Sunday’s slaughter was a typical example, Ms. Gambhir says. “These sorts of mass executions come frequently for those even vaguely hinting at rebellion.” 

This summer, an uprising in Libya was brutally put down by an IS affiliate, which “mass executed those in local tribes,” she adds. This in turn “eliminated all hints of social rebellion.” 

What the Islamic State has shown is that, in the short term, “brutality … can be much more effective than worrying about others,” McCants says. “If you look at what IS has done, you can see examples where control has been established by extreme brutality and kept up by extreme brutality.” 

The question is whether the Islamic State can maintain such a state over the long term. Al Qaeda has long argued that its vision of establishing an Islamic caliphate is more sustainable.

“It thinks ISIS is going to burn out, because of the way it treats locals,” Gambhir says. 

The Islamic State instead has put a priority on bringing in foreign fighters.

“ISIS fighters … are given preference in obtaining food and basic needs of living,” she adds.

Sunni Awakening, Part 2?

There are clear signs that locals are chafing mightily under Islamic State rule, says McCants. But “unless they get help from the outside,” they are going to have trouble throwing off the group.

That help is not likely to come from the US. “I have no doubt we could do it, should we choose to,” says McCants, but such an operation would necessarily include troops on the ground and embroil the US in the Middle East again. 

Moreover, it would “let the local governments off the hook,” especially in Damascus and Baghdad, McCants says. As a result, the problems that allowed the rise of the Islamic State in the first place, including Sunni disenfranchisement by Shiite-dominate governments, would continue. 

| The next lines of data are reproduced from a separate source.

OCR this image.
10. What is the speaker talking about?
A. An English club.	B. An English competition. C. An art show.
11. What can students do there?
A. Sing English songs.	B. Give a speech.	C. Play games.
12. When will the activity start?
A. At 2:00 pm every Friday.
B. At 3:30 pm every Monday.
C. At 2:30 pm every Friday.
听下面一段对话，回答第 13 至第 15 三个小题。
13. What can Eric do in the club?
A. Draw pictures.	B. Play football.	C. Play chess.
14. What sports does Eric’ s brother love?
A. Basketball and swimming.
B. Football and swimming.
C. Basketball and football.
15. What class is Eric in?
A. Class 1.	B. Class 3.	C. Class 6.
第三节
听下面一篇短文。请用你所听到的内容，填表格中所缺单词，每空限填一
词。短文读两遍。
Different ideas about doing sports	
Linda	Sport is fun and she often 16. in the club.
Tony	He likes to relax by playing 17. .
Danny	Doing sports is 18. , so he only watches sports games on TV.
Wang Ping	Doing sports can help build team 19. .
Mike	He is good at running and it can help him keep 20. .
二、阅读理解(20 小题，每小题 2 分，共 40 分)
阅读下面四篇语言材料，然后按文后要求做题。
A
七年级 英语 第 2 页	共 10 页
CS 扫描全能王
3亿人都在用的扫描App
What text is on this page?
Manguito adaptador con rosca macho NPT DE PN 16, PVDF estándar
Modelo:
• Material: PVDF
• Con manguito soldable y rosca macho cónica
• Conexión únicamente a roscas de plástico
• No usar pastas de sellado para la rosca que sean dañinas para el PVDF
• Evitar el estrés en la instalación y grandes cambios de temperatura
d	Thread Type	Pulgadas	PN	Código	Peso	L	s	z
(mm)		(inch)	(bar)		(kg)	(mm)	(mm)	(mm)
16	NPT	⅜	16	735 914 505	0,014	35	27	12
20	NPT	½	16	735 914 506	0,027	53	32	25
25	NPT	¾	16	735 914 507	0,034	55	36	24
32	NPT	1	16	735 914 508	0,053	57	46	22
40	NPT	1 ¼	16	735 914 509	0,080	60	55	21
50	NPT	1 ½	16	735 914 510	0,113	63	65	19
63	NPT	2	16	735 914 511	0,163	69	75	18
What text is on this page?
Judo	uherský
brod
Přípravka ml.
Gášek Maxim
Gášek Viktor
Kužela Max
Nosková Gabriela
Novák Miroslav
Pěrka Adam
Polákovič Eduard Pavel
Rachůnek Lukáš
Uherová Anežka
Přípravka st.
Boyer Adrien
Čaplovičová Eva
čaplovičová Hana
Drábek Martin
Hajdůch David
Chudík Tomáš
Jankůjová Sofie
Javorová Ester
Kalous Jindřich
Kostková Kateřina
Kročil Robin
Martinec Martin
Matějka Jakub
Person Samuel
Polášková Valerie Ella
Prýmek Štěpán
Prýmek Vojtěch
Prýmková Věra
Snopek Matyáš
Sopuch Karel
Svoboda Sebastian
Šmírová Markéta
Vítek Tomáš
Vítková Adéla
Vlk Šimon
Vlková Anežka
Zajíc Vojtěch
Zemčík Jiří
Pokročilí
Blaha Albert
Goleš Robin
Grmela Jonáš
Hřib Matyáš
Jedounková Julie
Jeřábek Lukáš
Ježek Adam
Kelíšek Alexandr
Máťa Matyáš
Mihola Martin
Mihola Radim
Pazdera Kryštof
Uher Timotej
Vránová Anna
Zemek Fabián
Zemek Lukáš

“This leaves us in the unsatisfying position of not having terrific options in the near term for destroying the IS,” McCants says.

In some ways, the US might have more options in Syria, McCants says, because it is not working with the government. “Syria is always seen as the hard case, but we also have greater freedom of choice.”  

The US could work with Kurdish forces to clear areas, then build up local Sunni militias to hold them. Yet Turkish officials balk at the idea of empowering Kurdish forces, given the large Kurdish minority in Turkey.

As in 2008, the most promising center of gravity for the fight against the Islamic State is the Sunni tribes. “Many Sunnis support the group either because of intimidation or because they view it as their only protection against other groups,” the Rand report notes. “Although this will be difficult, Iraq, at least, can start by ensuring fair treatment of the population when towns are recovered, and by speeding the reconstruction of those towns.” 

The question becomes how to empower them, given the limited tools the US has at its disposal.

In theory, Iraqi government officials agree with the plan to engage Sunni tribal militias to some extent, “but there’s been a lot of foot dragging,” he adds. “We could start arming the tribes ourselves, but if they are not part of the Iraqi central government, we’re kind of pushing the state of Iraq in a particular direction of a more federal state.”

Still, McCants says, the Sunni tribes “should be our center of gravity, too.”